Q: 「証明できないものなので、体験した人にしか分からないものなんでしょうね。この事故体験を書く目的みたいなものはありますか?」


A: 「こういう出来事が起きたということを、自分で何かに残しておきたかったんです。もともとノートに書いていたものを、インターネットが発達したのをきっかけにここに書いています。そして、それを知りたいと思っている誰かに届けばいいなと思うので、なるべく脚色せずノンフィクションで書くことを意識しています。」


Q: 「一番読まれている記事は、2話の『事故の瞬間』とのことですが。」


A :「予想していた通りです。
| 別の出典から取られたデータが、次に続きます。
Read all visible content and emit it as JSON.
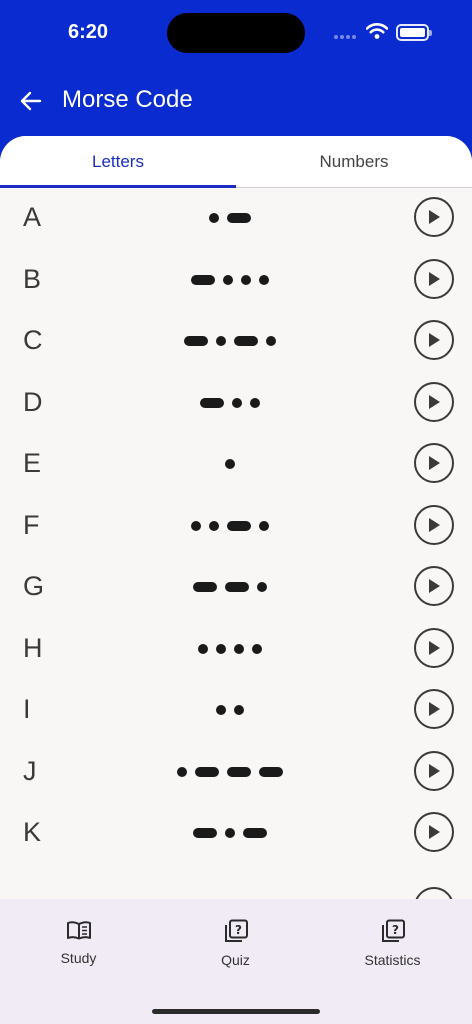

何か大きい出来事に人は興味をもちますよね。それは花火と一緒で、みんな花火が打ち上がる瞬間を見たくて、あとは余韻を楽しむってだけで。だから事故の瞬間が一番見られるのは当然だと思っています。一方で、楽曲をサビではなくてAメロBメロが好きって人も中にはいるので、万人受けはしなくても起きた出来事はちゃんと書いていこうと思います。だからといってダラダラ書くつもりはありません。」


Q: 「今後はどんなストーリーになっていきますか?」


A: 「決していい方向には向かわず、いくつもの山を越えます。治ってからは、足をなくした事実に向き合っていく…いわば障害受容をどうしていくか、というところに入っていきます。身体の回復と心の変化ですね。」


Q: 「楽しみにしています。最後に読んでいる会員の方々へ、ひとことお願いします。」


A: 「ストーリーを読んで、なんでもいいから感想を持って欲しいです。バカじゃないかこいつとか、私は両足を失いたくないなとか、批判的な感想でもなんでもいいです。それらは僕がストーリーを書く動力にもなります。とくに、すでに足を切った人ではなくて、健常者にとってこのストーリーが入り口になれば尚いいなぁと思います。切断者を知るきっかけになれば。」


ストーリーの更新をお楽しみに。今後もまだまだ続きます。